Ce dispositif a bien sûr un coût, et 750 millions avaient été programmés sur trois ans, mais le Gouvernement recherche, en particulier auprès de l'Agence de l'innovation industrielle, des financements complémentaires pour un nombre de pôles supérieur. Tous les pôles ne seront pas identiques, certains auront une dimension internationale, mais il paraît souhaitable de pouvoir leur offrir le même label.
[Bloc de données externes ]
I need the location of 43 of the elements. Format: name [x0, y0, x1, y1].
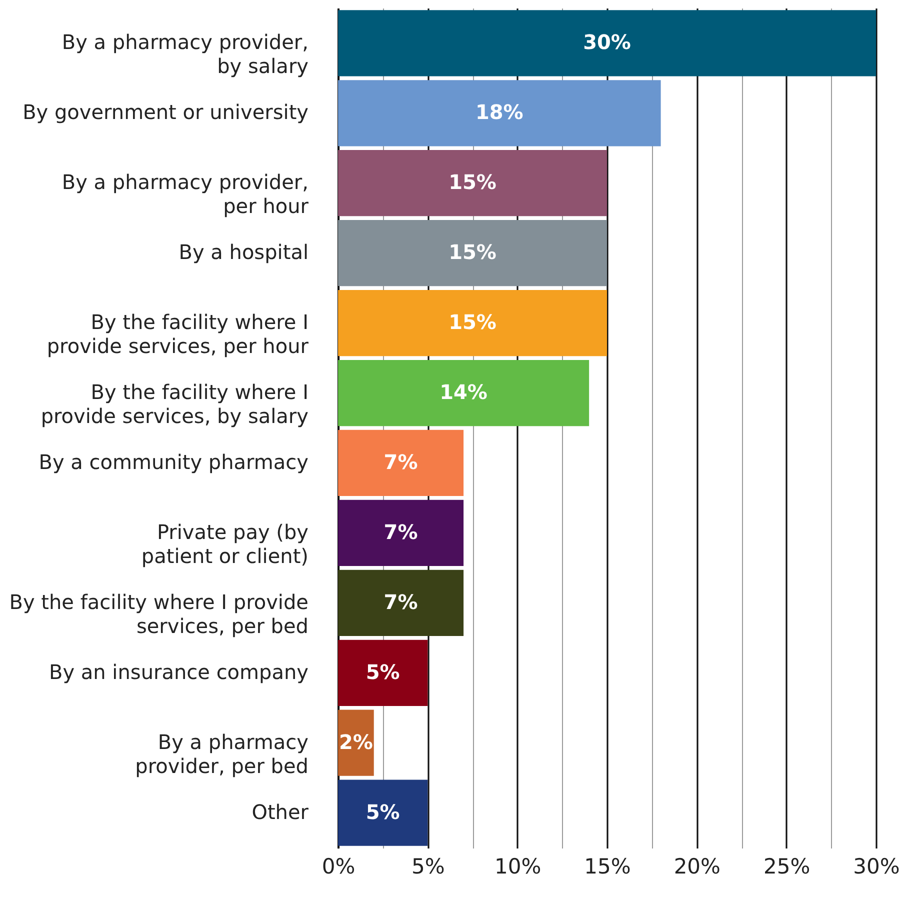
y-tick-label: By the facility where I provide services, per hour: [46, 310, 310, 358]
x-tick-label: 10%: [494, 854, 542, 878]
bar: [338, 80, 661, 146]
y-tick-label: By the facility where I provide services, by salary: [40, 380, 309, 428]
data-label: 15%: [448, 310, 496, 334]
data-label: 7%: [384, 450, 418, 474]
data-label: 5%: [366, 800, 400, 824]
y-tick-label: By an insurance company: [48, 660, 309, 684]
y-tick-label: Private pay (by patient or client): [141, 520, 309, 568]
data-label: 18%: [475, 100, 524, 124]
data-label: 5%: [366, 660, 400, 684]
bar: [338, 360, 590, 426]
data-label: 14%: [440, 380, 488, 404]
x-tick-label: 15%: [584, 854, 631, 878]
bar: [338, 500, 464, 566]
bar: [338, 10, 876, 76]
y-tick-label: By the facility where I provide services, per bed: [9, 590, 308, 638]
x-tick-label: 20%: [674, 854, 721, 878]
y-tick-label: By a pharmacy provider, by salary: [62, 30, 309, 78]
y-tick-label: By a community pharmacy: [38, 450, 309, 474]
data-label: 2%: [338, 730, 373, 754]
y-tick-label: By a hospital: [178, 240, 308, 264]
bar: [338, 570, 464, 636]
y-tick-label: By a pharmacy provider, per bed: [135, 730, 309, 778]
data-label: 15%: [448, 170, 496, 194]
bar: [338, 780, 428, 846]
data-label: 7%: [384, 590, 418, 614]
bar: [338, 220, 607, 286]
x-tick-label: 0%: [322, 854, 356, 878]
bar: [338, 150, 607, 216]
y-tick-label: By government or university: [22, 100, 309, 124]
bar: [338, 290, 607, 356]
data-label: 30%: [583, 30, 631, 54]
bar: [338, 640, 428, 706]
x-tick-label: 30%: [853, 854, 900, 878]
y-tick-label: By a pharmacy provider, per hour: [62, 170, 310, 218]
data-label: 7%: [384, 520, 418, 544]
x-tick-label: 25%: [763, 854, 810, 878]
bar: [338, 430, 464, 496]
x-tick-label: 5%: [412, 854, 445, 878]
bar: [338, 710, 374, 776]
y-tick-label: Other: [252, 800, 310, 824]
data-label: 15%: [448, 240, 496, 264]
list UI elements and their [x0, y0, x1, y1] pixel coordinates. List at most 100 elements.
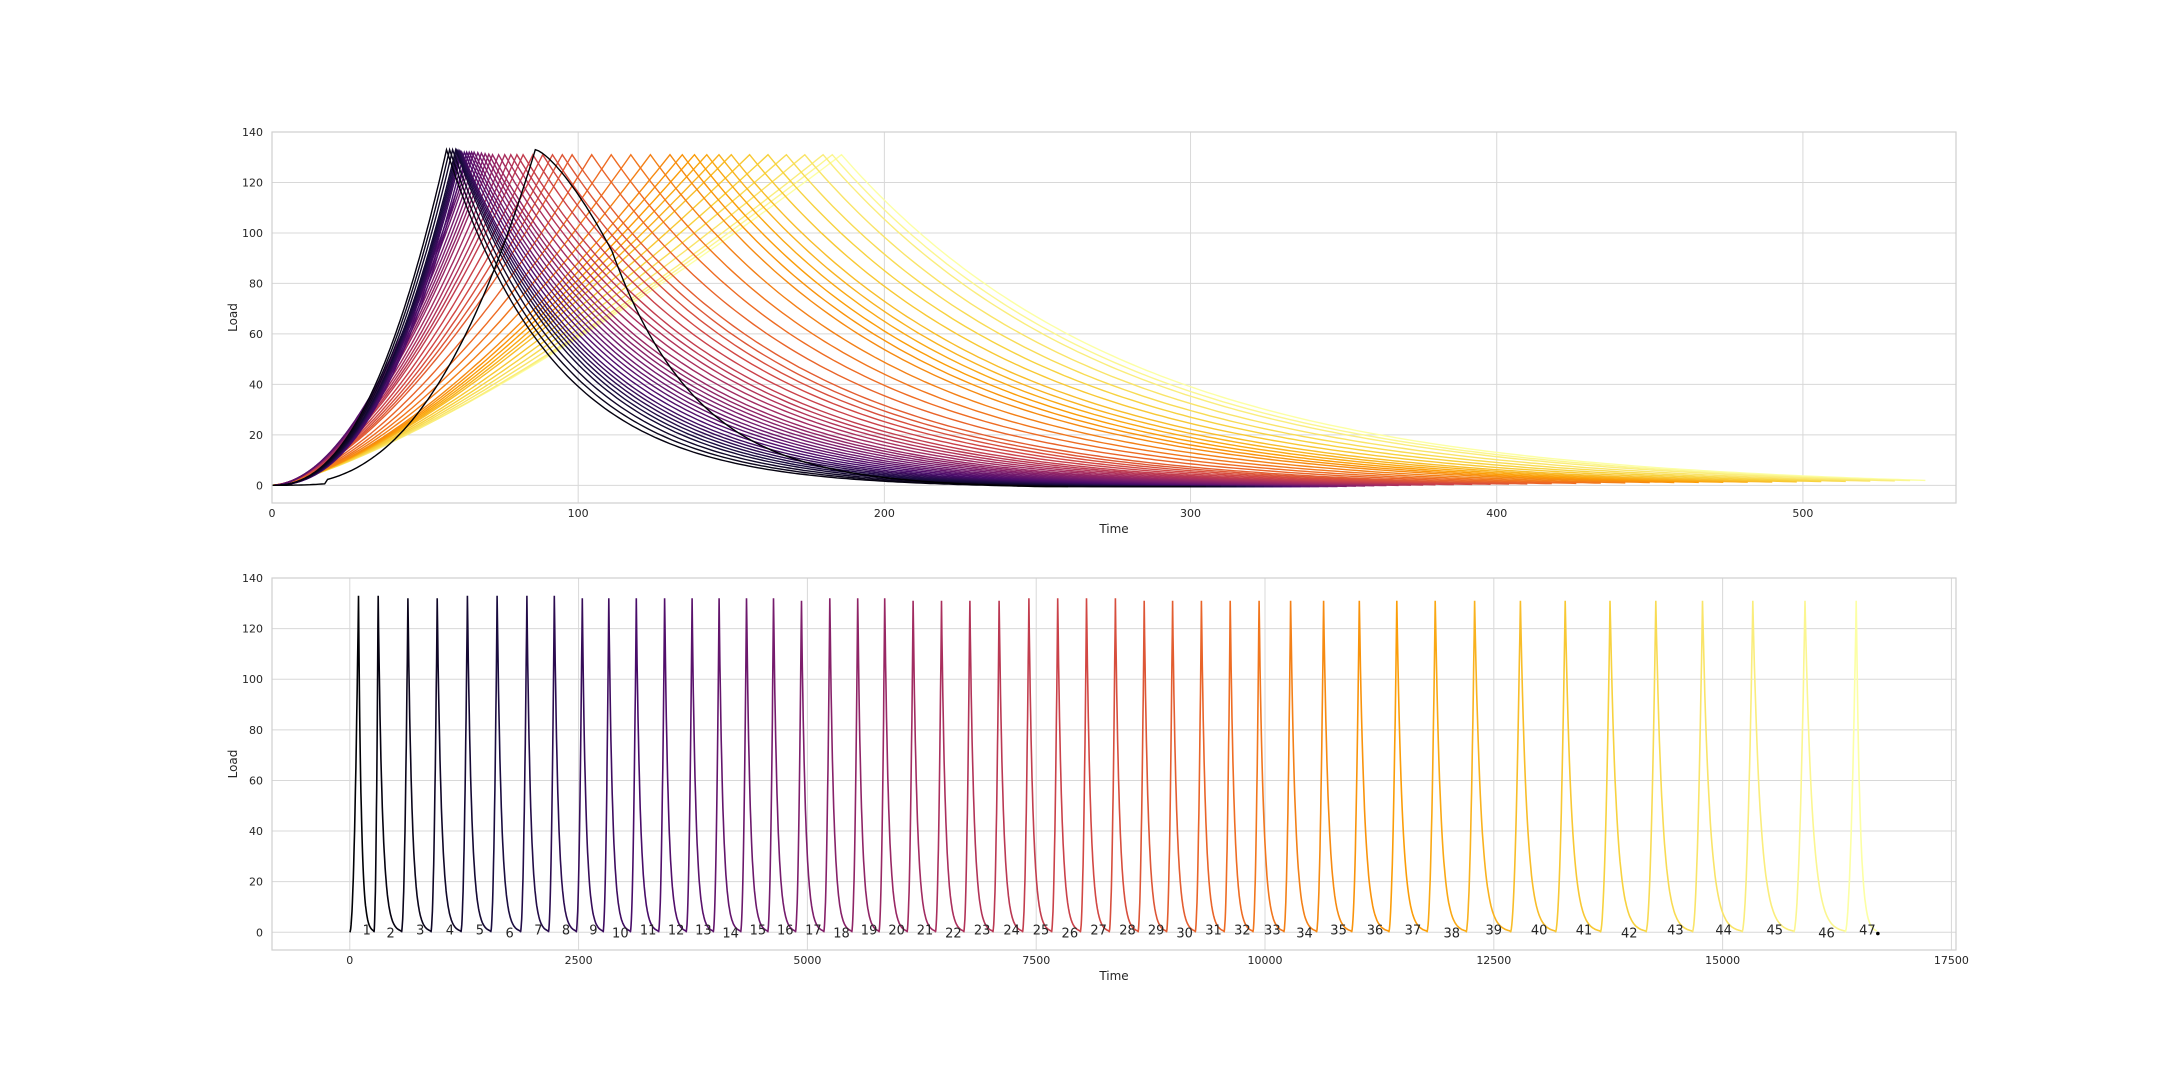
cycle-number-label: 36 [1367, 923, 1384, 938]
bottom-series-line-45 [1741, 600, 1794, 933]
cycle-number-label: 40 [1531, 923, 1548, 938]
cycle-number-label: 29 [1148, 923, 1165, 938]
cycle-number-label: 27 [1090, 923, 1107, 938]
bottom-series-line-22 [934, 600, 964, 933]
cycle-number-label: 43 [1667, 923, 1684, 938]
bottom-series-line-15 [739, 598, 768, 933]
top-series-line-22 [271, 153, 1399, 487]
y-tick-label: 60 [249, 774, 263, 787]
bottom-series-line-30 [1165, 600, 1196, 933]
bottom-series-line-11 [629, 598, 659, 933]
cycle-number-label: 47 [1859, 923, 1876, 938]
cycle-number-label: 21 [917, 923, 934, 938]
bottom-series-line-9 [575, 598, 604, 933]
top-series-line-1 [272, 148, 1069, 488]
bottom-series-line-32 [1223, 600, 1253, 933]
y-tick-label: 100 [242, 673, 263, 686]
top-series-line-45 [271, 153, 1895, 486]
cycle-number-label: 39 [1486, 923, 1503, 938]
cycle-number-label: 25 [1033, 923, 1050, 938]
y-tick-label: 140 [242, 126, 263, 139]
x-tick-label: 0 [346, 954, 353, 967]
cycle-number-label: 37 [1405, 923, 1422, 938]
x-tick-label: 15000 [1705, 954, 1740, 967]
bottom-series-line-14 [712, 598, 741, 933]
bottom-series-line-41 [1554, 600, 1601, 933]
cycle-number-label: 5 [476, 923, 484, 938]
bottom-series-line-27 [1079, 598, 1110, 933]
bottom-series-line-34 [1282, 600, 1317, 933]
top-series-line-46 [271, 153, 1911, 486]
bottom-series-line-31 [1194, 600, 1225, 933]
y-tick-label: 0 [256, 479, 263, 492]
top-chart-frame [271, 131, 1957, 504]
bottom-series-line-7 [519, 595, 549, 933]
top-series-line-31 [271, 153, 1552, 486]
top-series-line-42 [271, 153, 1822, 486]
y-tick-label: 60 [249, 328, 263, 341]
top-series-line-35 [271, 153, 1650, 486]
cycle-number-label: 31 [1205, 923, 1222, 938]
cycle-number-label: 13 [695, 923, 712, 938]
bottom-series-line-28 [1108, 598, 1139, 933]
top-series-line-26 [271, 153, 1454, 486]
y-tick-label: 100 [242, 227, 263, 240]
cycle-number-label: 4 [446, 923, 454, 938]
bottom-series-line-38 [1426, 600, 1467, 933]
bottom-series-line-2 [373, 595, 402, 933]
cycle-number-label: 34 [1296, 926, 1313, 941]
bottom-series-line-10 [602, 598, 631, 933]
top-series-line-44 [271, 153, 1871, 486]
bottom-chart-y-axis-label: Load [226, 750, 240, 779]
bottom-series-line-19 [850, 598, 879, 933]
y-tick-label: 20 [249, 876, 263, 889]
bottom-series-line-16 [766, 598, 796, 933]
cycle-number-label: 15 [750, 923, 767, 938]
bottom-series-line-20 [878, 598, 908, 933]
bottom-series-line-4 [430, 598, 461, 933]
cycle-number-label: 33 [1264, 923, 1281, 938]
cycle-number-label: 41 [1576, 923, 1593, 938]
y-tick-label: 40 [249, 378, 263, 391]
bottom-chart-cycle-labels: 1 2 3 4 5 6 7 8 9 10 11 12 13 14 15 16 17 18 19 20 21 22 23 24 2… [363, 923, 1876, 941]
top-series-line-43 [271, 153, 1846, 486]
cycle-number-label: 6 [505, 926, 513, 941]
top-series-line-39 [271, 153, 1748, 486]
cycle-number-label: 12 [668, 923, 685, 938]
bottom-chart: 1 2 3 4 5 6 7 8 9 10 11 12 13 14 15 16 17 18 19 20 21 22 23 24 2… [226, 572, 1969, 983]
top-chart-ticks: 0 100 200 300 400 500 0 20 40 60 80 100 120 140 [242, 126, 1813, 520]
x-tick-label: 10000 [1248, 954, 1283, 967]
top-series-line-47 [271, 153, 1926, 486]
cycle-number-label: 11 [640, 923, 657, 938]
x-tick-label: 400 [1486, 507, 1507, 520]
bottom-series-line-26 [1050, 598, 1081, 933]
end-marker [1876, 931, 1880, 936]
bottom-series-line-21 [906, 600, 936, 933]
bottom-series-line-8 [547, 595, 577, 933]
bottom-series-line-37 [1387, 600, 1427, 933]
cycle-number-label: 7 [534, 923, 542, 938]
bottom-series-line-24 [991, 600, 1023, 933]
bottom-series-line-39 [1465, 600, 1511, 933]
y-tick-label: 20 [249, 429, 263, 442]
x-tick-label: 5000 [793, 954, 821, 967]
cycle-number-label: 10 [612, 926, 629, 941]
cycle-number-label: 26 [1062, 926, 1079, 941]
bottom-series-line-46 [1792, 600, 1846, 933]
cycle-number-label: 24 [1003, 923, 1020, 938]
x-tick-label: 500 [1792, 507, 1813, 520]
cycle-number-label: 44 [1715, 923, 1732, 938]
bottom-series-line-12 [657, 598, 687, 933]
top-series-line-30 [271, 153, 1528, 486]
bottom-chart-ticks: 0 2500 5000 7500 10000 12500 15000 17500 0 20 40 60… [242, 572, 1969, 967]
cycle-number-label: 17 [805, 923, 822, 938]
bottom-series-line-43 [1645, 600, 1693, 933]
x-tick-label: 2500 [565, 954, 593, 967]
cycle-number-label: 45 [1766, 923, 1783, 938]
cycle-number-label: 38 [1443, 926, 1460, 941]
bottom-series-line-17 [794, 600, 824, 933]
y-tick-label: 140 [242, 572, 263, 585]
top-series-line-34 [271, 153, 1626, 486]
bottom-series-line-35 [1315, 600, 1352, 933]
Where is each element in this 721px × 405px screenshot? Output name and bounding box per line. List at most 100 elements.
En ce qui concerne les contrats de plan, on a un peu l'impression d'arriver au bout du processus en termes d'efficacité. On a eu, depuis l'origine, des contrats de durée variable, qui ont été presque systématiquement prolongés parce qu'on n'avait pas consommé tous les crédits. Tel sera le cas une fois de plus. Toutefois une durée de cinq à sept ans paraît idéale et c'est sur cette base que seront engagées les négociations pour les nouveaux contrats. Il ne faut s'interdire aucune piste, et poursuivre la réflexion, pour aller par exemple vers des contrats à la carte, discutés au cas par cas avec un conseil régional, un conseil général, un groupement intercommunal ou une commune. Ainsi, on voit bien que la région n'est pas l'échelon adapté pour les contrats de ville et qu'on peut même aboutir ainsi à une répartition inéquitable entre les villes qui en sont dotées et celles qui ne le sont pas. Qui, dans ce cas, est mieux placé pour en discuter que le maire ou le président de l'intercommunalité ?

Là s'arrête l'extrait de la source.